The month ended with a significant disappointment, though. I was scheduled to have surgery yesterday on my bum lung, but since it’s elective and the Canadian health care system has some notable flaws, I got bumped. If the operation had been in nearby Campbell River, it wouldn’t have been of much concern, but the thoracic surgeon is in Victoria, 250 kilometers (150 miles) away. Jude went to great lengths to arrange lodging and dog care. Luckily, she was able to retrieve most of our cash outlay.

I’m still in queue for the surgery, but I want to talk to my primary care doctor before I commit to another scheduling. One of our friends knows someone who has been bumped three times for her elective surgery. I trust my primary explicitly. We have a mutual love of Doonesbury and a mutual contempt for Trump.
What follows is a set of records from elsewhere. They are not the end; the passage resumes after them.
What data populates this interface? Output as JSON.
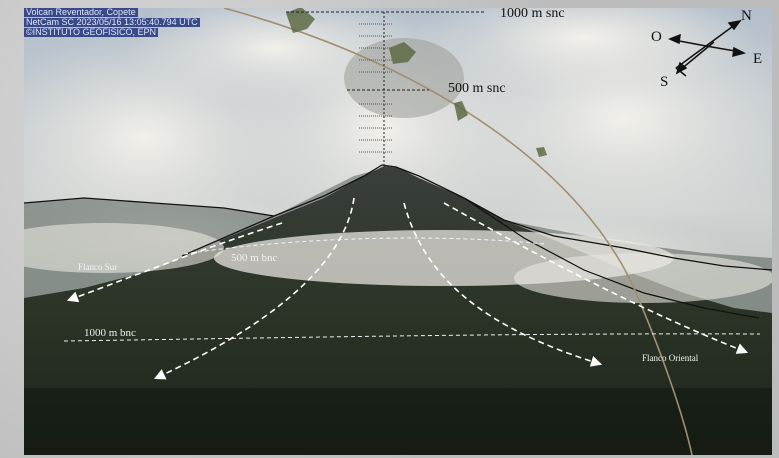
{
  "overlay": {
    "camera_lines": [
      "Volcan Reventador, Copete",
      "NetCam SC 2023/05/16 13:05:40.794 UTC",
      "©INSTITUTO GEOFISICO, EPN"
    ]
  },
  "labels": {
    "height_1000_above": "1000 m snc",
    "height_500_above": "500 m snc",
    "level_500_below": "500 m bnc",
    "level_1000_below": "1000 m bnc",
    "south_flank": "Flanco Sur",
    "east_flank": "Flanco Oriental"
  },
  "compass": {
    "north": "N",
    "east": "E",
    "south": "S",
    "west": "O"
  },
  "colors": {
    "sky_top": "#a9b6c4",
    "cloud": "#eceae4",
    "mountain": "#2a3325",
    "annotation_line": "#ffffff",
    "camera_text_bg": "#3a4a86"
  }
}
So as that plays out, let me remind you of the anniversaries of two historical events that will get little, if any, air or ink. Tomorrow is the 65th anniversary of the The Day the Music Died: the airplane crash that killed Buddy Holly, Ritchie Valens, The Big Bopper and their pilot Roger Peterson. I remember it vividly because it was also the day my family moved from a small Missouri town to Shreveport, Louisiana, where I was shocked by the bald-faced racism.

February 4th is the 56th anniversary of the death of Neal Cassady, who was featured prominently in Jack Kerouac’s classic Beat Generation novel On the Road and Tom Wolfe’s hippie classic The Electric Kool-Aid Acid Test. Cassady died of exposure along a Mexican railroad track.

May they rest in peace in their various afterlives.